Estima-se que no mundo são vendidas cem Barbies por minuto, o que me leva a crer que não venceremos essa luta dos padrões de beleza tão cedo. Ao contrário, eles parecem estar de novo na moda. Com Ozempic, harmonização facial, bichectomia, lentes nos dentes e muito filtro nas fotos, não estamos nos aproximando da possibilidade de aceitar a pluralidade na beleza. Não à toa, a Barbie está com tudo de novo. Vejo muito influenciador jovem dando dica de como emagrecer com receitas caseiras malucas e fotos de antes e depois de todo tipo de procedimento estético como Foxy Eyes e Russian Lips em garotas de 23 anos. Esses dias, vi uma mulher da minha idade que cheirava o chocolate e enfiava um pedaço de brócolis na boca em seguida para enganar o cérebro. E, sim, ela era loira de cabelos longos, estava maquiada e parecia bem feliz ao fazer isso. Como se fosse possível controlar esse corpo como se controla uma Barbie de plástico.
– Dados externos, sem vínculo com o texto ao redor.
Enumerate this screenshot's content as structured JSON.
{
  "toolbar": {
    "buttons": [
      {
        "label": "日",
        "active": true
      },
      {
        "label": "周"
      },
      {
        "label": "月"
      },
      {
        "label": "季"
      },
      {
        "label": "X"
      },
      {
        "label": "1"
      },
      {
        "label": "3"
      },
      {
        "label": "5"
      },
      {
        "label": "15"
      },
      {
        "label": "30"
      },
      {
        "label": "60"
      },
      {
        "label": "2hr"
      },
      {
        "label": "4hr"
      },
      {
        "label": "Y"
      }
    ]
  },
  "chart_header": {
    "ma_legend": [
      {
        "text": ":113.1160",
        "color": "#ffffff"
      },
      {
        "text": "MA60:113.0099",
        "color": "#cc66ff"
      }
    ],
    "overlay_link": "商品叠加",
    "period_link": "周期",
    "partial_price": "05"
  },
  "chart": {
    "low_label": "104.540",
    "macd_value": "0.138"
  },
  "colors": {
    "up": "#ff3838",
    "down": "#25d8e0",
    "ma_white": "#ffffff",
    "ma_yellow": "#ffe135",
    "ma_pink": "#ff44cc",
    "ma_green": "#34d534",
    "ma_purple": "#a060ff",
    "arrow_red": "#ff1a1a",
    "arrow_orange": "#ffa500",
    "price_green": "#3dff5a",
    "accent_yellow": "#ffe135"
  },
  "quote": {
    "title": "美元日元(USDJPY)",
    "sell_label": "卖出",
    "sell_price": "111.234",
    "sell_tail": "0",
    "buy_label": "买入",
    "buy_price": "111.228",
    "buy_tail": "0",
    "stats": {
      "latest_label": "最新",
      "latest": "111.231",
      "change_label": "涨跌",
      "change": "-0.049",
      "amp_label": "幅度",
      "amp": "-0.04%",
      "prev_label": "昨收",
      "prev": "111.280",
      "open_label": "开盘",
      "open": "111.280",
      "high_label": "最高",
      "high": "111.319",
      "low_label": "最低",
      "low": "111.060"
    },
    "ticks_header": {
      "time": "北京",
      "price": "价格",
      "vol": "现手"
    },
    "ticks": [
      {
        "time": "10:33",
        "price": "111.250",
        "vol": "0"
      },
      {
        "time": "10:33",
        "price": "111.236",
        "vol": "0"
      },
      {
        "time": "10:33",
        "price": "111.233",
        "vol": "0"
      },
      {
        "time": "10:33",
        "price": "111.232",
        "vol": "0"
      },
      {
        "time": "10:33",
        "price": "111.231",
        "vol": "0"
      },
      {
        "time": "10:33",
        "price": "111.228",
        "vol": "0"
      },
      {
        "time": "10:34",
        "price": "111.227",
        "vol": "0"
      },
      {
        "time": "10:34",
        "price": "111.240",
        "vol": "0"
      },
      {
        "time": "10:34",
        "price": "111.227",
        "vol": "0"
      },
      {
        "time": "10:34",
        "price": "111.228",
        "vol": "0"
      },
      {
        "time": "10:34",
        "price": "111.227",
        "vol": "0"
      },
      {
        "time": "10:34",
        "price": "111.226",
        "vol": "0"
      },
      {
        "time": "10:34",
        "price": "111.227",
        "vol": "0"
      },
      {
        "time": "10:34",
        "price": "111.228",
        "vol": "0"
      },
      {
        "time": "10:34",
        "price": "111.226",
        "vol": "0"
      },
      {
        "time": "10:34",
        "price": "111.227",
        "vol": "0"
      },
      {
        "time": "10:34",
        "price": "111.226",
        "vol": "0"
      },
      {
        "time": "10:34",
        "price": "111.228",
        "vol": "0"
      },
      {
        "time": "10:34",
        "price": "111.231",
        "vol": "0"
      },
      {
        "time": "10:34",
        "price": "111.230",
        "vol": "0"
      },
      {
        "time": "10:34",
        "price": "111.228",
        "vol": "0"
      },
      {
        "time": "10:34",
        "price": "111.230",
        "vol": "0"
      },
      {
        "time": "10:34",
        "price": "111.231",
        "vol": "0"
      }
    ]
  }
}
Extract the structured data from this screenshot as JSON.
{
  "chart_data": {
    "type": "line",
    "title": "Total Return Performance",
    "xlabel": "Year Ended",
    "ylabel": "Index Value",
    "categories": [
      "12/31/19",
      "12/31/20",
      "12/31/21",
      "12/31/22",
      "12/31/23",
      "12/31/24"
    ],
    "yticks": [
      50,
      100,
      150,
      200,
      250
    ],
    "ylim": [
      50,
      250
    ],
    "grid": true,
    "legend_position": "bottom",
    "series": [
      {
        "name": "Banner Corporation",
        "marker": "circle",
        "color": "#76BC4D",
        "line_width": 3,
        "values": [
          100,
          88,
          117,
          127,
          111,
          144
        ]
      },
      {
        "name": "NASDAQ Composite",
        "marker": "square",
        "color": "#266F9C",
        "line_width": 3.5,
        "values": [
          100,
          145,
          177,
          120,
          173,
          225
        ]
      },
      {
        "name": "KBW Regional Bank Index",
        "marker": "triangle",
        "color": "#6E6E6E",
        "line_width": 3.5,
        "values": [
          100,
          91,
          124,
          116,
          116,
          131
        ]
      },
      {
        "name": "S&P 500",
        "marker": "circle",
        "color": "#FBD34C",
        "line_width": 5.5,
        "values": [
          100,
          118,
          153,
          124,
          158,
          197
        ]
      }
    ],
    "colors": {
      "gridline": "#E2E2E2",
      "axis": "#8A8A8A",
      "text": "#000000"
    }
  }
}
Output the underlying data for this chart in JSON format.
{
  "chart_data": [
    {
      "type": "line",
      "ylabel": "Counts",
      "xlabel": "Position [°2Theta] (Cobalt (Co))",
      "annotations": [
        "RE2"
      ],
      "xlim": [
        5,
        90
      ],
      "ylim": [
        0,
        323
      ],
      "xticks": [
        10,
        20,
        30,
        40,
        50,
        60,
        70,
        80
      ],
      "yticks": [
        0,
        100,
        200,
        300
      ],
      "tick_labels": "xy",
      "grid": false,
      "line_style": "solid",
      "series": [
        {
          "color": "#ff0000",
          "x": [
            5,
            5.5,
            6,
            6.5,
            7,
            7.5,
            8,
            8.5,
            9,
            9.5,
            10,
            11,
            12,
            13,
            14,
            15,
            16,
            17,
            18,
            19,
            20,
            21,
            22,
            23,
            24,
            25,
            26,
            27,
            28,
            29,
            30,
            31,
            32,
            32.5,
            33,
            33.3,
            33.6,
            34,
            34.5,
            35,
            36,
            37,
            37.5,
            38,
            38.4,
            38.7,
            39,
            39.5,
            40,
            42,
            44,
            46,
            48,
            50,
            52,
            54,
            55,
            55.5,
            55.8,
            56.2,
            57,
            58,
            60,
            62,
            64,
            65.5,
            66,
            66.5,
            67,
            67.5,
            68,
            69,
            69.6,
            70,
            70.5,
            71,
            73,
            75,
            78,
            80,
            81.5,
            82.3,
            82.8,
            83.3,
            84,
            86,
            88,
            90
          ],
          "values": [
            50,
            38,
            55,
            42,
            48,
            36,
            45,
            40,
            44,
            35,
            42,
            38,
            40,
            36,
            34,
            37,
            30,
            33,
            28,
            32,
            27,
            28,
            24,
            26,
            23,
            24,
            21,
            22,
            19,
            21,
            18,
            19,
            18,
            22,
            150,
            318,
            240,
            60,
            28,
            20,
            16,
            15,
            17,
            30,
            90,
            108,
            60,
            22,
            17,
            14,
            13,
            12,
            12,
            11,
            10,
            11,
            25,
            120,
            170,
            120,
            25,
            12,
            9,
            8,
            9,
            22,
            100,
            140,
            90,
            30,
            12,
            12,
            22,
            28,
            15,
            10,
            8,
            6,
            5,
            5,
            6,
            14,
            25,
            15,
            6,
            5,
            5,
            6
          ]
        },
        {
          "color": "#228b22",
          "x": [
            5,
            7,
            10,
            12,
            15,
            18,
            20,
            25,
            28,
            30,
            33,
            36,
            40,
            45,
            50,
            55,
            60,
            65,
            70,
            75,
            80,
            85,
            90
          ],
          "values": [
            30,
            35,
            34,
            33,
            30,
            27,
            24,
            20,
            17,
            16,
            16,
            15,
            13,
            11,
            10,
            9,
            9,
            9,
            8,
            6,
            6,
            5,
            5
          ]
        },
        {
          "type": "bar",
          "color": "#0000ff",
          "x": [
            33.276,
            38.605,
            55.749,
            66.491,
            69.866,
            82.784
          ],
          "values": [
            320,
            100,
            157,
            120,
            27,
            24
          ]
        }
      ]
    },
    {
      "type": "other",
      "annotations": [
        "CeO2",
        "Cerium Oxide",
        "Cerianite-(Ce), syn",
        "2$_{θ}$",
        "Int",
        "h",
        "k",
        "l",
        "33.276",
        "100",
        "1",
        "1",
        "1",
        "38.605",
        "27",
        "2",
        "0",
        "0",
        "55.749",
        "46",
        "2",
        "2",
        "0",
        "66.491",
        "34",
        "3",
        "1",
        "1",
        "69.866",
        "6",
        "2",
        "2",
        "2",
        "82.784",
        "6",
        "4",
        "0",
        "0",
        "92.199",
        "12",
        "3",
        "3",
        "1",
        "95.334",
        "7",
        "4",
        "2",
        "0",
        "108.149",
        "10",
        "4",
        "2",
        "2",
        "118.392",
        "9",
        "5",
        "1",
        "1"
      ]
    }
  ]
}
Fiquei me perguntando se vale tudo isso para ter a vida da dreamhouse e lembrei da frase que sempre aparece nas sessões de análise: não existe solução mágica.
VANESSA ROZAN é maquiadora, apresentadora de TV e curadora de beleza e bem-estar. É proprietária do Liceu de Maquiagem, uma escola e academia de maquiagem e beleza profissional, aberta há 13 anos. Fez mestrado em comunicação e semiótica pela Puc-SP, onde estudou o corpo da mulher no Instagram.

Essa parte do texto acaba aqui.